Identify birds by color, but understand that a bird that's blue isn't necessarily a bluebird. This is an indigo bunting
Indigo Bunting, Fort DeSoto, St. Petersburg, Florida (admittedly, not my best shot by a long mile!)

Expand your pool of candidates to include other birds that aren’t songbirds, and you will find even more blue birds. Examples are the great blue heron, little blue heron, tri-colored heron, gray-headed swamphen, and the purple gallinule, all of which are wading birds you’ll find near water.

Florida scrub-jays are also blue birds, but they aren't named bluebird
Florida scrub-jay, Central Florida

Even the belted kingfisher is mostly blue, and it’s small enough to look a bit like a songbird! (It’s in the order Coraciiformes, however, and songbirds generally refers to anything in the order Passeriformes, aka passerines.)

Each and every one of those species is a blue bird.

But only one is a bluebird.

When is a Non-Blue Bird Actually a Bluebird?

It also might surprise you to know that eastern bluebirds aren’t always blue! Granted, they generally have some blue on them at any stage. But a juvenile bluebird is gray with white spots, with only a bit of blue on its wings. An immature or female bluebird (difficult to tell apart) is more orange and brown than blue. In fact, even the adult male looks more orange and brown if you look at it directly from the front!

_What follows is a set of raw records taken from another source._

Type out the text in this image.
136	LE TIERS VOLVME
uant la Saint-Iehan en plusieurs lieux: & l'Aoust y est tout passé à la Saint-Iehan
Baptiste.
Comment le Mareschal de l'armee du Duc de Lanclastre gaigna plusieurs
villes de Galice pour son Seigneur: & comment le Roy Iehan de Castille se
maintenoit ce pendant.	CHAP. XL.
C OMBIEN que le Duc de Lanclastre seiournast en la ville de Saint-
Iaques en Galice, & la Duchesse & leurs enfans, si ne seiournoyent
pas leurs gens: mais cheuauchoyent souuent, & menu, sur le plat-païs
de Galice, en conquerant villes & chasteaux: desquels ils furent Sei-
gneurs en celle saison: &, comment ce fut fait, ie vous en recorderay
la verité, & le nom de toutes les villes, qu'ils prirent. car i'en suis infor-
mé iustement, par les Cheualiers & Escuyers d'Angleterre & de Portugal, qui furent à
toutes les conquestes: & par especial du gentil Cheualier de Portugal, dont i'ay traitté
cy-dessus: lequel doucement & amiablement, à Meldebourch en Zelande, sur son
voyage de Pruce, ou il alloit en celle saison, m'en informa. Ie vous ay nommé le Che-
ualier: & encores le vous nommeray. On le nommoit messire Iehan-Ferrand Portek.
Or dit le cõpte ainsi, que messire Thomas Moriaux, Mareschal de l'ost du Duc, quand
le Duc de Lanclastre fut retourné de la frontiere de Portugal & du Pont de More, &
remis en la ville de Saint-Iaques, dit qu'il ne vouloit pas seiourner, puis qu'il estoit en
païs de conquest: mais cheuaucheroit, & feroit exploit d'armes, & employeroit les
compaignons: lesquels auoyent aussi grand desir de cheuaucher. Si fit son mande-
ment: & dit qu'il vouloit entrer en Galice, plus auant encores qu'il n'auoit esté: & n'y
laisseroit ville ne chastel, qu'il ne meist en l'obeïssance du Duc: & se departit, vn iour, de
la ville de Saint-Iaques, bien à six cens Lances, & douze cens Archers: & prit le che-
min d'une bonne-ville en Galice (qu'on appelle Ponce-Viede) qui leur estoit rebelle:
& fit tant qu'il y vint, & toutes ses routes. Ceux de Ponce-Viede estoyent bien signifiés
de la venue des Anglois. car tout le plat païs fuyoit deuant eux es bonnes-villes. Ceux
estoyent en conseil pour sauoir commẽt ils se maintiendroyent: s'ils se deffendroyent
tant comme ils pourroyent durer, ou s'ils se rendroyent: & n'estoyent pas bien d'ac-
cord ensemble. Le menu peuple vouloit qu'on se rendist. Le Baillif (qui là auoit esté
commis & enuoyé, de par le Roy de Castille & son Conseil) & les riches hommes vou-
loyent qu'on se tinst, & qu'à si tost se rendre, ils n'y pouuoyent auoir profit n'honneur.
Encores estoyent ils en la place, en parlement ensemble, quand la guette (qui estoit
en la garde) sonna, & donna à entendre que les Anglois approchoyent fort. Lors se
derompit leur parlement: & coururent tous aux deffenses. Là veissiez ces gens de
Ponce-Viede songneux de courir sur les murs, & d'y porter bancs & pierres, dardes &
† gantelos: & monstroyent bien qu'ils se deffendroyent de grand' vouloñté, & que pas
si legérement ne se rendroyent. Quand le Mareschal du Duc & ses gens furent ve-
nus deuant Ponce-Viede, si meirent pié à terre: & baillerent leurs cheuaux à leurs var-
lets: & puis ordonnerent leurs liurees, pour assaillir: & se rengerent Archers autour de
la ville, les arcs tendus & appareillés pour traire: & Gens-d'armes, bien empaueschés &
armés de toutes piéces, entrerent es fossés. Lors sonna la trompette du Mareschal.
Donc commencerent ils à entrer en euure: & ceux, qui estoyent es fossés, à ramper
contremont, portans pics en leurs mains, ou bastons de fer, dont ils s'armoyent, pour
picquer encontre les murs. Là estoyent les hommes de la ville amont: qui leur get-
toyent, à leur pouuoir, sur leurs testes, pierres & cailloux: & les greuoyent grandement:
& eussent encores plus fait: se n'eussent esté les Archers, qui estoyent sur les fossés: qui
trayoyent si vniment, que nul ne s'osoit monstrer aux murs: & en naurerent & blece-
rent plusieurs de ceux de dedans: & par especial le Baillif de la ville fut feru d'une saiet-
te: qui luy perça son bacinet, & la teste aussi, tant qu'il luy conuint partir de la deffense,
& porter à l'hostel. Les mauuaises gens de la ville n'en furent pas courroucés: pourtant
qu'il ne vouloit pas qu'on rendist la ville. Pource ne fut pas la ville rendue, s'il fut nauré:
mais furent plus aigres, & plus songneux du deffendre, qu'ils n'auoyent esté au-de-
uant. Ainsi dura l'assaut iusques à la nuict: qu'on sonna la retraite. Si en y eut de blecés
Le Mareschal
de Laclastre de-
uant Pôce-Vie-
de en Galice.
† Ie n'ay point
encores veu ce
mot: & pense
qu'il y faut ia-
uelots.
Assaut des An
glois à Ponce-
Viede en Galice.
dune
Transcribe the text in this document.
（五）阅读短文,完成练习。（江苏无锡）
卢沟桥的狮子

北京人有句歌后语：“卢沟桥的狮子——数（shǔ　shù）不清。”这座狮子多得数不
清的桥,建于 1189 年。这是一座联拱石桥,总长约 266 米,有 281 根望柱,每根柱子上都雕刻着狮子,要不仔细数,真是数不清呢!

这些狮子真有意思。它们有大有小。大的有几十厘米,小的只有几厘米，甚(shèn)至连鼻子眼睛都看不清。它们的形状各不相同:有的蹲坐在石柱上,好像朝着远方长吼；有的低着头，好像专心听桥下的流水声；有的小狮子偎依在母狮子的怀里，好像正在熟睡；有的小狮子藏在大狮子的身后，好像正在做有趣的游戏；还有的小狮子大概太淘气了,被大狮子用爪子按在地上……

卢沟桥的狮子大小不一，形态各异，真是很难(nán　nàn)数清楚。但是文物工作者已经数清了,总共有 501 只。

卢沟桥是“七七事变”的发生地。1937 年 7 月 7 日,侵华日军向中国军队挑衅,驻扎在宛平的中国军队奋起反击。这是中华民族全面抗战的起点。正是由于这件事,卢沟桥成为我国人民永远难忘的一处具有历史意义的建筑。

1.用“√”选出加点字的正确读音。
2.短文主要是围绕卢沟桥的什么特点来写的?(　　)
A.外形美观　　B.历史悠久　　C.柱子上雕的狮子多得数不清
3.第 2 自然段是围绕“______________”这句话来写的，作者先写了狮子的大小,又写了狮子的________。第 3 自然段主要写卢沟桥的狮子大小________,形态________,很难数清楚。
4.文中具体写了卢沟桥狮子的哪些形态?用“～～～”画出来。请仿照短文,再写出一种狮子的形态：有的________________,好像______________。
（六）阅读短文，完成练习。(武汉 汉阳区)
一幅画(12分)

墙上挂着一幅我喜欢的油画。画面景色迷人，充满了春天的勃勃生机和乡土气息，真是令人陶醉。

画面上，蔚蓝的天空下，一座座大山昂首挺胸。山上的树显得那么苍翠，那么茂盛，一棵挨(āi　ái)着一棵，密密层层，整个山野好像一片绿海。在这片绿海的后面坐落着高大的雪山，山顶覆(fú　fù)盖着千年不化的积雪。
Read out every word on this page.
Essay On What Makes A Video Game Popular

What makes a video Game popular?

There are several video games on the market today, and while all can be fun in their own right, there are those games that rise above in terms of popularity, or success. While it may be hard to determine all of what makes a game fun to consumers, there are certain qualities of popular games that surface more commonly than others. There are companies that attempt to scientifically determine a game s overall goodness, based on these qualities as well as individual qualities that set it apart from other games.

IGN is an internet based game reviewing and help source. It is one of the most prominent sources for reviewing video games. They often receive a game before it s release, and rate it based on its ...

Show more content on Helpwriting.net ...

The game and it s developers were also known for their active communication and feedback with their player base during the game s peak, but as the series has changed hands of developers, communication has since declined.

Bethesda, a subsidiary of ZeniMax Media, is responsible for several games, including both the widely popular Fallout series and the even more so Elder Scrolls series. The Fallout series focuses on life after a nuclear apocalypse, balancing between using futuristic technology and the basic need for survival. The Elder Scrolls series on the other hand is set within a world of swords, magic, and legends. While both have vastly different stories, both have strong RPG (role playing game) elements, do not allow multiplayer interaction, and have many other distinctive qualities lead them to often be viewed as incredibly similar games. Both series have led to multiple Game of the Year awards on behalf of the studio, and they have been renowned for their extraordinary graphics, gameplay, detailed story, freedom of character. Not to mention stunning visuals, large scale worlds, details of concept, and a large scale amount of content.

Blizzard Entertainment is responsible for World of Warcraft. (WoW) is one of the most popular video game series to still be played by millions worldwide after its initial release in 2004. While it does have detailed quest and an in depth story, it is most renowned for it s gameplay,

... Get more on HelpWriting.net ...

These are bluebirds! But they're very young so they aren't very blue.
Immature eastern bluebirds, photo by “Betty4240”, courtesy Canva

Give Me More Examples!

OK, no problem! Here’s one example:

Often, in this part of the world, an almost-all red bird is a cardinal. Why? Because they are common, they’re relatively large, and they readily come to feeders so they’re easy to see.

Are all red birds cardinals? Certainly not!

Consider the summer tanager:

A summer tanager is red, but it's not a cardinal. Identifying it by color is helpful, but don't assume a red bird is a cardinal.
Summer Tanager – Photo by Daniel Parent, courtesy Canva (I have photographed female summer tanagers, but they’re yellow so not a good illustration for this post!)

Or the scarlet tanager:

A scarlet tanager is red, but it's not a cardinal.
Scarlet Tanager, Fort DeSoto, St. Petersburg, Florida

Or the vermillion flycatcher:

A vermillion flycatcher is red, but it's not a cardinal.
Vermillion Flycatcher, Fort DeSoto, St. Petersburg, Florida

All of these are bright, mostly-red birds, but they aren’t Northern cardinals!

Another example is the bald eagle. Sure, it’s the symbol of America, and really big, but is a big bird with a white head always a bald eagle? Certainly not. Ospreys have a white head and similar habits of catching fish, and people mistake the two birds quite often. And a swallow-tailed kite has bluish-black wings with a white head, and is also a raptor (bird of prey), so it can be mistaken too. In my opinion, these are a little more of a stretch, but by no means uncommon.

So Can I Identify Birds by Color or Not?

Yes…but also, no.

Your best bet when identifying a bird is to use multiple field marks…the more, the better.

Some of these I mentioned above: shape, size, and markings that include feather patterns, eye-rings, and wing-bars. You should also consider the habitat, behavior, food sources, and anything else that may be different between two species that have the same color.

That said, because color is an easy way to help identify birds, you should definitely use it whenever you can. Just don’t rely on it 100% alone.